Tribune. L’Afrique est la seule région du monde où la majorité des entrepreneurs sont des entrepreneuses. Elles travaillent plus longtemps que les hommes et même celles qui ne dirigent pas d’entreprises contribuent à nourrir leurs pays à travers leur engagement dans le secteur agricole. Pourtant, plusieurs obstacles entravent leur participation à l’économie.
Ainsi, le problème simple que représente l’éducation des femmes continue de fragiliser nos fondamentaux. Selon la Banque mondiale, seules 30 % des femmes d’affaires ont terminé leurs études secondaires, alors que 40 % des hommes d’affaires ont reçu une formation spécifique sur l’entrepreneuriat. Si nous arrivions à régler la question de l’accès à une éducation de qualité adaptée à nos besoins, nous tournerions à plein régime. Par ailleurs, résoudre la question de l’éducation des filles n’est pas qu’un défi africain : selon la Banque mondiale, les problèmes structurels qui limitent l’accès aux filles et aux femmes à douze années d’éducation coûtent aux pays entre 15 000 et 30 000 milliards de dollars (entre 13 300 et 26 600 milliards d’euros euros) en pertes de productivité et de revenus.
Manque d’accès à la terre
La création de richesse étant notre objectif, il est tout autant important de reconnaître les organes vitaux qui permettront aux femmes de faire tourner l’Afrique à plein régime. En ce sens, le secteur agricole est notre système vasculaire : il faut donc donner plus de moyens adaptés à la majorité des Africaines travaillant dans l’agriculture. Celles-ci doivent en effet franchir de nombreux obstacles, notamment le manque d’accès à la terre, aux marchés agricoles, aux innovations et aux intrants tels que les semences et les engrais. Si nous nous y attelons, les Africaines pourront récolter les fruits de leur labeur, sachant que, selon la Banque africaine de développement, la taille du marché des produits alimentaires en Afrique atteindra le cap des 1 000 milliards de dollars en 2030.
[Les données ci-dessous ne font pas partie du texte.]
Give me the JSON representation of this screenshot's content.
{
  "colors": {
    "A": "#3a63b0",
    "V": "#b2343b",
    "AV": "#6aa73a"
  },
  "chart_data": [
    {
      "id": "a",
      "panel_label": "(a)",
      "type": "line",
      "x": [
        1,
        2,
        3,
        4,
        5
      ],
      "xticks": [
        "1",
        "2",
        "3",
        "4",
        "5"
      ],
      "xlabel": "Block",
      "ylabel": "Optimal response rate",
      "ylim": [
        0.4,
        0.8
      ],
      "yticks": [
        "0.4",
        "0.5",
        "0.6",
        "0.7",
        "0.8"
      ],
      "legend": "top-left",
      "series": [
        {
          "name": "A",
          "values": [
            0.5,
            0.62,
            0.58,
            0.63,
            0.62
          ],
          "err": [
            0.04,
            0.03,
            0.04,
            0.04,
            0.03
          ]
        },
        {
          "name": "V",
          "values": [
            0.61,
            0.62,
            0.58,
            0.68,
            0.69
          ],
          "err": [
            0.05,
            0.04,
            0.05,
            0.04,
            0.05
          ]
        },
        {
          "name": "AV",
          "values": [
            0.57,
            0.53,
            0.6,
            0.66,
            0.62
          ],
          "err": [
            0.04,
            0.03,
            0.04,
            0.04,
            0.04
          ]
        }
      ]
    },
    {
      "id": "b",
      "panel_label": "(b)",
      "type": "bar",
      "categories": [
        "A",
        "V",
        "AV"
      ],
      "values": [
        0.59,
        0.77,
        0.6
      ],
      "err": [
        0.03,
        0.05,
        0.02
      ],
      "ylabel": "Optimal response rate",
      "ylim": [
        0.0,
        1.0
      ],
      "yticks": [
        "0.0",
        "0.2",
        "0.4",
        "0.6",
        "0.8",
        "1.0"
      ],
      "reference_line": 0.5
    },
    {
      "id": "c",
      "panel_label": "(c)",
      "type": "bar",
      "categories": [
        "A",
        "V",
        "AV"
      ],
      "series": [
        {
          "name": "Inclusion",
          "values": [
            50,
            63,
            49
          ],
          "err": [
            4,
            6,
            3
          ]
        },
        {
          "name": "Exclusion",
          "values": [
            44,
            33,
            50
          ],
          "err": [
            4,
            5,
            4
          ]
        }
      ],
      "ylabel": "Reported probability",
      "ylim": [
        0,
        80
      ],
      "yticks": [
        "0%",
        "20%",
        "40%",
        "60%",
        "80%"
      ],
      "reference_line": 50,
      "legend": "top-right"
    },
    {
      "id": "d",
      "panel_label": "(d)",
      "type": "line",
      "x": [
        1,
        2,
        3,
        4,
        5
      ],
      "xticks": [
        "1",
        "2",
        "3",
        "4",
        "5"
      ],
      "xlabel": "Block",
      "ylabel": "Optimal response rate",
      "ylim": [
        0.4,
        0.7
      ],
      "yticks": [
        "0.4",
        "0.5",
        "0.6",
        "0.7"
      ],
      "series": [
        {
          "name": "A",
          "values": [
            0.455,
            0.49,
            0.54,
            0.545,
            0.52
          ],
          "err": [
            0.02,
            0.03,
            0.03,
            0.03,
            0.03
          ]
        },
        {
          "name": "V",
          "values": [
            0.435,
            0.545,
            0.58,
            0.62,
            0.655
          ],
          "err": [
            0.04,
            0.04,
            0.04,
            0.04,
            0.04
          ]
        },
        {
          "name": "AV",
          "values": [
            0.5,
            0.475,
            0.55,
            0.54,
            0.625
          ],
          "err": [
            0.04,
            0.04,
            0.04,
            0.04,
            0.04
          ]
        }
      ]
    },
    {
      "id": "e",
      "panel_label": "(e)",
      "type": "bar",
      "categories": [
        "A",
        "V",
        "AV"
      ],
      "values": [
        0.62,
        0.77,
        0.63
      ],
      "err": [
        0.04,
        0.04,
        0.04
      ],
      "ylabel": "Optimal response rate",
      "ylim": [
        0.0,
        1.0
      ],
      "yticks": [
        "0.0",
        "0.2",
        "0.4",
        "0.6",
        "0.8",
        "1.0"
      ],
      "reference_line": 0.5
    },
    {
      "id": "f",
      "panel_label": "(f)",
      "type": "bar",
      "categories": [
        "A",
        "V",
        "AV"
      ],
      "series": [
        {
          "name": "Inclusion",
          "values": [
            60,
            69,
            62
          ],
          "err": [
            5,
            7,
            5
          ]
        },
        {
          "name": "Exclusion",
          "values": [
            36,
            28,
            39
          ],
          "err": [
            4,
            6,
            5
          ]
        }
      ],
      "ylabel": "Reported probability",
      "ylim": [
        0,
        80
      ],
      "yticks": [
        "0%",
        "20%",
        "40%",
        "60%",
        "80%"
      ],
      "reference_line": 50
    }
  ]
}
Un autre défi réside dans la diversification des secteurs dans lesquels les femmes créent leurs entreprises. En Afrique, celles-ci sont souvent cantonnées à certains domaines considérés comme leur chasse gardée : le textile, la restauration et l’hôtellerie ; alors que les secteurs du transport, de la manufacture ou de la construction, qui sont dominés par les hommes, offrent un meilleur retour sur investissement. Par ailleurs, de nombreuses entrepreneuses le deviennent par nécessité économique, avec d’importantes contraintes telles que les différences de compétences, de capital, de réseaux, de formation, de temps et de charges familiales. Si notre objectif est de créer de la richesse, il est peut-être temps d’affranchir les Africaines des limites qui leur sont imposées par certains acteurs et par la structure de nos sociétés.
Mutualiser nos ressources
Il nous faut enfin assurer la protection des femmes lorsqu’elles investissent dans des secteurs à prédominance masculine, où les entreprises qu’elles créent sont en moyenne plus grandes et plus rentables. Mais pour arriver à changer la donne, nous devons transformer nos épargnes solidaires (les tontines, par exemple) en levier d’investissements et mutualiser nos ressources. Les millions d’Africains disposant de revenus réguliers peuvent emboîter le pas aux Ethiopiens de la diaspora, qui ont mobilisé un peu plus de 2 millions de dollars entre octobre 2018 et février 2019. Nous pouvons faire beaucoup mieux à l’échelle du continent et de la diaspora. Notre objectif commun doit être de mettre nos ressources au service de la transformation de l’économie africaine.
L’Afrique compte 600 millions de femmes. Limiter leur capacité à prospérer freine les avancées dont nous avons désespérément besoin pour créer des emplois. Mais les Africaines ne sont pas seules face à ces difficultés. Les solutions que nous trouvons ici, en Afrique, renforceront le potentiel des femmes à travers le monde.
Carl Manlan est le directeur des opérations de la Fondation Ecobank.